We believe, however, that the proper approach would be to first determine the purpose and essence of a disability income policy. Disability insurance protects against the "inability of an individual to earn the salary or wages to which he or she was accustomed in the immediate past." Lee R. Russ & Thomas F. Segalla, 1 Couch on Ins. § 1:65 (3d ed. 1996). Disability insurance is a form of casualty insurance. T.C.A. § 56-2-201 (2) (1980 & Supp. 1998). Disability income insurance has no value until the happening of the "casualty" which causes the benefits to be applicable. The protection sought and afforded by such a policy is the assurance of a stream of income which has been halted because of the happening of the event. Thus, it would seem logical that the benefits are a substitute and stand in the place of what would have been except for the "casualty." We can analogize this to a fire insurance policy or any other property-type insurance policy one might have to protect against losses of property. If we assume that the parties' dwelling house is marital property as it mostly commonly is and assume that the dwelling house was destroyed prior to the dissolution of the marriage, it would not be questioned that the proceeds from this policy would stand in the place of the marital property and could be appropriately divided the same as if the house was still in existence. This property policy has no value until the "casualty" occurs, and it is perfectly logical that the proceeds stand in place of the insured property. By the same token, a disability income policy has no value until such time as the casualty occurs, and the insurance is to protect against the inability of the insured to earn the income he would earn without a disability. Thus, it appears logical that the disability income benefits should stand in the place of earnings the insured would have had except for his disability. Pension rights are likewise distinguishable because such benefits can be defined as a form of deferred compensation in consideration of past employment. Moreover, pension rights accrue value as the rights mature, while a disability income policy has no value.

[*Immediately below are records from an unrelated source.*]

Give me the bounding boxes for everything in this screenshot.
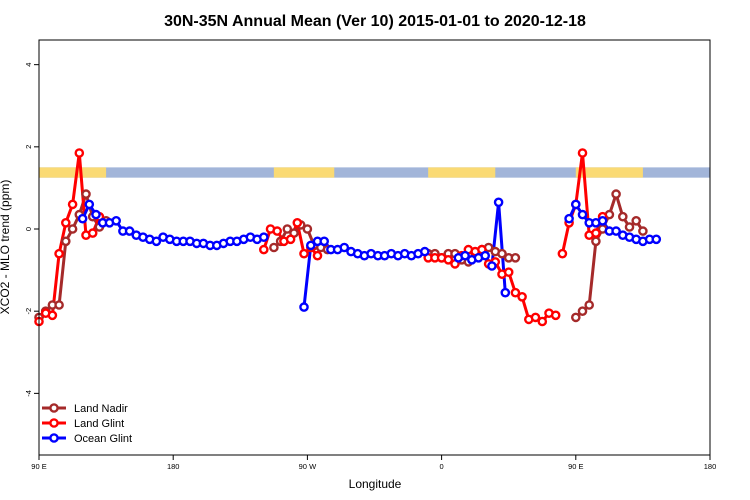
plot-lines (37, 151, 657, 323)
land-glint-point (312, 250, 323, 261)
land-glint-point (47, 310, 58, 321)
legend: Land Nadir Land Glint Ocean Glint (42, 403, 132, 445)
legend-marker-land-nadir (49, 403, 59, 413)
legend-marker-land-glint (49, 418, 59, 428)
land-glint-point (272, 226, 283, 236)
ocean-glint-point (305, 240, 316, 251)
x-axis-label: Longitude (349, 477, 402, 491)
ocean-glint-point (151, 236, 162, 247)
land-nadir-point (584, 300, 595, 310)
x-tick-label: 90 E (31, 462, 46, 471)
ocean-glint-point (493, 197, 504, 208)
land-band-segment (428, 167, 496, 178)
ocean-band (39, 167, 710, 178)
x-tick-label: 90 E (568, 462, 583, 471)
ocean-glint-point (258, 232, 269, 242)
land-glint-point (557, 248, 568, 259)
land-glint-point (517, 291, 527, 302)
land-glint-point (67, 199, 78, 210)
land-nadir-point (302, 224, 313, 234)
ocean-glint-point (571, 199, 581, 210)
legend-label-land-nadir: Land Nadir (74, 403, 128, 415)
x-tick-label: 0 (440, 462, 444, 471)
y-tick-label: 2 (24, 145, 33, 149)
x-tick-label: 90 W (299, 462, 317, 471)
ocean-glint-point (651, 234, 662, 245)
ocean-glint-point (577, 209, 588, 220)
legend-label-ocean-glint: Ocean Glint (74, 433, 132, 445)
ocean-glint-point (84, 199, 95, 210)
ocean-glint-point (460, 250, 470, 261)
y-tick-label: 0 (24, 227, 33, 231)
x-tick-label: 180 (167, 462, 180, 471)
land-band-segment (39, 167, 107, 178)
plot-points (34, 148, 662, 327)
land-nadir-point (282, 224, 293, 234)
land-glint-point (503, 267, 514, 278)
land-nadir-point (618, 211, 628, 222)
land-nadir-point (81, 189, 91, 199)
ocean-glint-point (487, 261, 497, 271)
land-glint-point (285, 234, 296, 245)
ocean-glint-point (500, 287, 511, 298)
ocean-glint-point (299, 302, 309, 312)
land-glint-point (258, 244, 269, 255)
ocean-glint-point (111, 215, 121, 226)
ocean-glint-point (597, 215, 608, 226)
ocean-glint-point (319, 236, 330, 247)
ocean-glint-point (339, 242, 350, 253)
land-band-segment (575, 167, 643, 178)
land-glint-point (537, 316, 548, 327)
x-tick-label: 180 (704, 462, 717, 471)
y-tick-label: -4 (24, 390, 33, 397)
land-glint-point (550, 310, 561, 321)
plot-frame (38, 39, 711, 456)
ocean-glint-point (480, 250, 491, 261)
land-nadir-point (638, 226, 648, 236)
ocean-glint-point (611, 226, 621, 236)
ocean-glint-point (77, 213, 88, 224)
land-nadir-point (497, 248, 507, 259)
ocean-glint-point (564, 213, 574, 224)
land-nadir-point (269, 242, 279, 253)
land-glint-point (591, 228, 601, 238)
y-tick-label: -2 (24, 308, 33, 315)
land-glint-point (299, 248, 309, 259)
land-glint-point (577, 148, 588, 158)
y-axis-label: XCO2 - MLO trend (ppm) (0, 180, 12, 315)
land-nadir-point (61, 236, 71, 247)
land-nadir-point (54, 300, 64, 310)
land-ocean-band (39, 167, 710, 178)
legend-label-land-glint: Land Glint (74, 418, 124, 430)
land-nadir-point (611, 189, 621, 199)
ocean-glint-point (124, 226, 135, 236)
ocean-glint-point (91, 209, 101, 220)
land-glint-point (530, 312, 541, 323)
y-tick-label: 4 (24, 63, 33, 67)
land-band-segment (273, 167, 335, 178)
land-nadir-point (577, 306, 588, 317)
legend-marker-ocean-glint (49, 433, 59, 443)
ocean-glint-point (419, 246, 430, 257)
land-nadir-point (624, 222, 635, 232)
land-nadir-point (591, 236, 601, 247)
y-axis: -4 -2 0 2 4 (24, 63, 39, 397)
land-glint-point (292, 217, 303, 228)
x-axis: 90 E 180 90 W 0 90 E 180 (31, 455, 716, 471)
land-glint-point (74, 148, 85, 158)
land-nadir-point (631, 215, 642, 226)
land-glint-point (54, 248, 64, 259)
land-glint-point (443, 254, 454, 265)
land-nadir-point (571, 312, 581, 323)
land-glint-point (510, 287, 521, 298)
land-glint-point (61, 217, 71, 228)
chart-title: 30N-35N Annual Mean (Ver 10) 2015-01-01 … (164, 13, 586, 30)
land-nadir-point (67, 224, 78, 234)
land-glint-point (87, 228, 98, 238)
land-nadir-point (510, 252, 521, 263)
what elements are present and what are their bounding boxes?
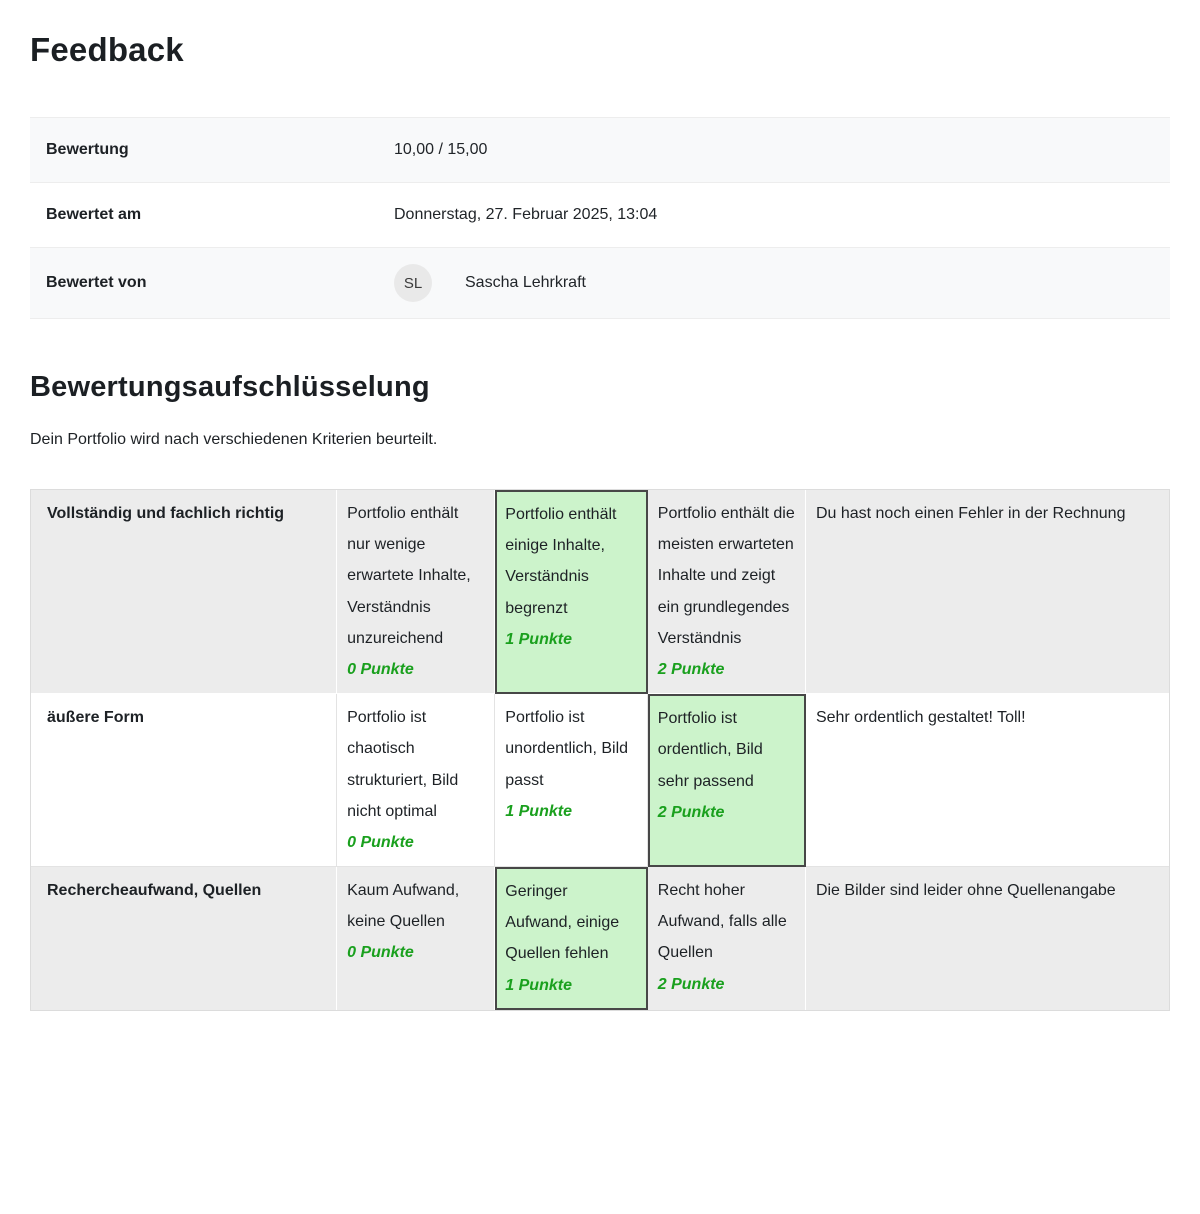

The fact that the policy premiums were paid with marital funds is not controlling. Husband was the primary provider for the family, and premiums were paid to create a substitute for his income during the marriage since apparently divorce was not contemplated at the time the policies were purchased. Wife was a prospective beneficiary of this income and ultimately derived benefit from this source of income during the marriage. The insurance benefits, as a substitute for earned income, are available for payment of alimony in futuro. The payment of the premium with marital funds was for the benefit of both parties to the marriage and cannot be a controlling factor in determining whether the benefits are marital property.
Accordingly, that part of the trial court's decree awarding Wife a part of the disability income benefits as a marital distribution is reversed. The decree in all other respects is affirmed, and the case is remanded to the trial court for such further proceedings as may be necessary. Costs of the appeal are assessed one-half to each party.
1 In Turner v. Turner, No. 01A01-9506-CV-00255, 22 TAM 18-16 (Tenn. App. 1997), disability income benefits were treated as gross income for the purpose of the child support guidelines.